You should get the given answer. But, since you did not post your work, I can't tell you where you may have gone wrong. It is worked very similarly to the last question you posted.

 

[leprofece]

You should get the given answer. But, since you did not post your work, I can't tell you where you may have gone wrong. It is worked very similarly to the last question you posted.

THIS IS MY WORK
So the equations must be
sqrt((x-2)²+0²)+sqrt((x-0)²+ 9) because the point is (x.0)

After deriving i got 1 + x/(sqrt(x²+9)
And I got No answer

but it seems I am wrong because i don't get the answer

 

[I like Serena]

So the equations must be
sqrt((x-2)²+0²)+sqrt((x-0)²+ 9) because the pòint is (x.0)

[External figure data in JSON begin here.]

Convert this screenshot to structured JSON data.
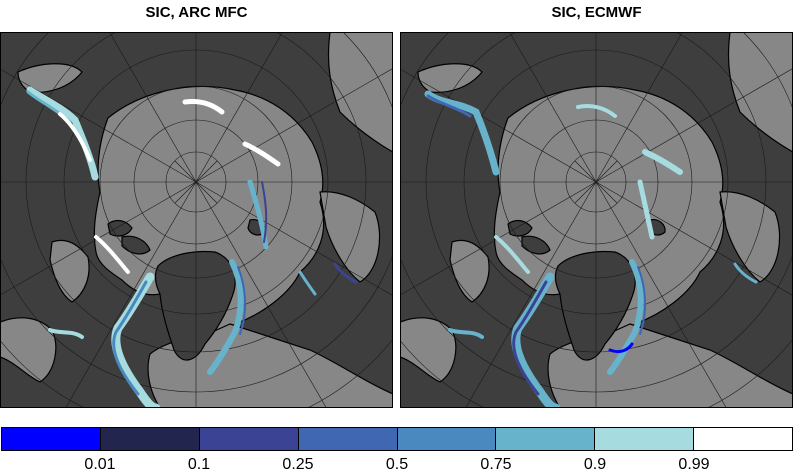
{
  "panels": [
    {
      "title": "SIC, ARC MFC"
    },
    {
      "title": "SIC, ECMWF"
    }
  ],
  "colorbar": {
    "colors": [
      "#0000ff",
      "#22254e",
      "#3b4494",
      "#3f67b2",
      "#4a88c0",
      "#68b3cc",
      "#a6dce0",
      "#ffffff"
    ],
    "tick_labels": [
      "0.01",
      "0.1",
      "0.25",
      "0.5",
      "0.75",
      "0.9",
      "0.99"
    ]
  },
  "colors": {
    "land": "#3e3e3e",
    "ocean": "#878787",
    "grid": "#1a1a1a"
  }
}
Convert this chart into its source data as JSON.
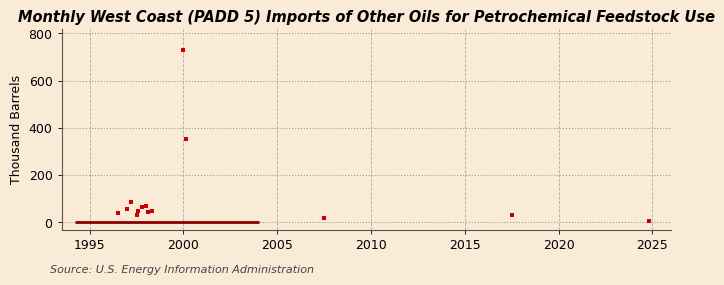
{
  "title": "Monthly West Coast (PADD 5) Imports of Other Oils for Petrochemical Feedstock Use",
  "ylabel": "Thousand Barrels",
  "source": "Source: U.S. Energy Information Administration",
  "background_color": "#faebd7",
  "scatter_color": "#cc0000",
  "line_color": "#8b0000",
  "xlim": [
    1993.5,
    2026
  ],
  "ylim": [
    -30,
    820
  ],
  "yticks": [
    0,
    200,
    400,
    600,
    800
  ],
  "xticks": [
    1995,
    2000,
    2005,
    2010,
    2015,
    2020,
    2025
  ],
  "scatter_points": [
    [
      1996.5,
      40
    ],
    [
      1997.0,
      55
    ],
    [
      1997.2,
      85
    ],
    [
      1997.5,
      30
    ],
    [
      1997.6,
      50
    ],
    [
      1997.8,
      65
    ],
    [
      1998.0,
      70
    ],
    [
      1998.1,
      45
    ],
    [
      1998.3,
      50
    ],
    [
      2000.0,
      730
    ],
    [
      2000.15,
      355
    ],
    [
      2007.5,
      18
    ],
    [
      2017.5,
      32
    ],
    [
      2024.8,
      4
    ]
  ],
  "line_points_x": [
    1994.2,
    2004.0
  ],
  "line_y": 0,
  "title_fontsize": 10.5,
  "axis_fontsize": 9,
  "tick_fontsize": 9,
  "source_fontsize": 8
}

After deriving i got 1 + x/(sqrt(x²+9)
And I got No answer

but it seems I am wrong because i don't get the answer

That is not quite the right derivative.
The derivative of $\sqrt{(x-2)^2} = |x-2|$ is not just $1$.
Its derivative depends on the sign of $(x-2)$.
Consider the function:
$$g(x)=\sqrt{x^2} = |x|$$
Its derivative is:
$$g'(x)=\begin{cases}
-1 &\text{ if } x < 0 \\
\text{Undefined} &\text{ if } x = 0 \\
+1 &\text{ if } x > 0 \end{cases}$$

Where does $g(x)$ have its minimum?

 

[leprofece]

En -1?

 

[I like Serena]

En -1?

Huh?

Do you mean $x=-1$?

If so, then $|x|=|-1|=1$, which is not the minimum value for $|x|$...

 

[leprofece]

Huh?

Do you mean $x=-1$?

If so, then $|x|=|-1|=1$, which is not the minimum value for $|x|$...

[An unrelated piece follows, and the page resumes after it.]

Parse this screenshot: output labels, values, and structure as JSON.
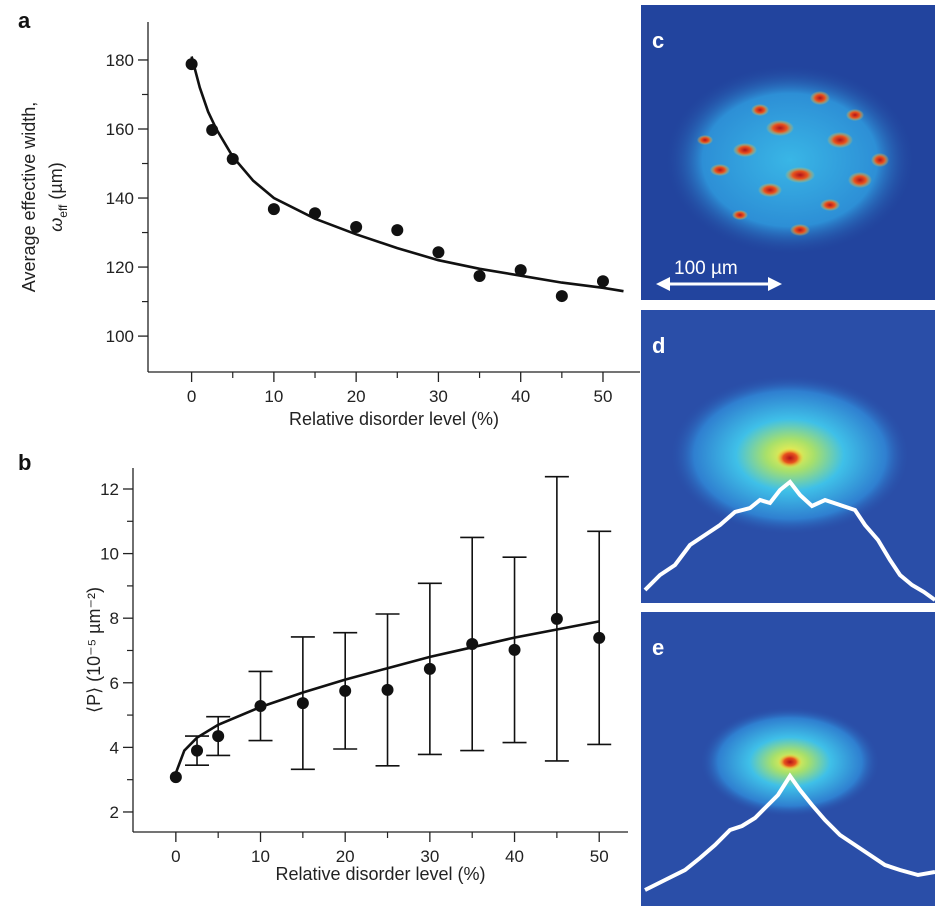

ZERO then i did not take into account the absolute value (Heidy)(Angry)

And Abs( 0-2) is 2
so (Priidu) this is the answer

 

[I like Serena]

ZERO then i did not take into account the absolute value (Heidy)(Angry)

Good!

Note that the derivative of g(x) is undefined at 0.
What actually happens is that the derivative flips from a negative value to a positive value.
At the point where it flips, we have the minimum.

The same applies to your problem.

 

[leprofece]

I realize that the second Function wasnt taken into account so That is sqrt (x² +9)
WHY?
I Think because x / sqrt( ,,,) = 0 it is equal to 0
Am i right??

So the equations must be
sqrt((x-2)2+02)+sqrt((x-0)2+ 9) because the pòint is (x.0)

After deriving i got 1 + x/(sqrt(x2+9)
And I got No answer

but it seems I am wrong because i don't get the answer

 

[I like Serena]

After deriving i got 1 + x/(sqrt(x2+9)
And I got No answer

but it seems I am wrong because i don't get the answer

This is not the correct derivative.
It is only correct for $x>2$.
And then the derivative is always positive.

 

[leprofece]

But Why isnot correct
x/sqrt(...) is the deivative of the other
maybe because if I equate to 0 I get 0?

 

[I like Serena]

But Why isnot correct
x/sqrt(...) is the deivative of the other
maybe because if I equate to 0 I get 0?

The derivative of $\sqrt{(x-2)^2}$ is not $1$.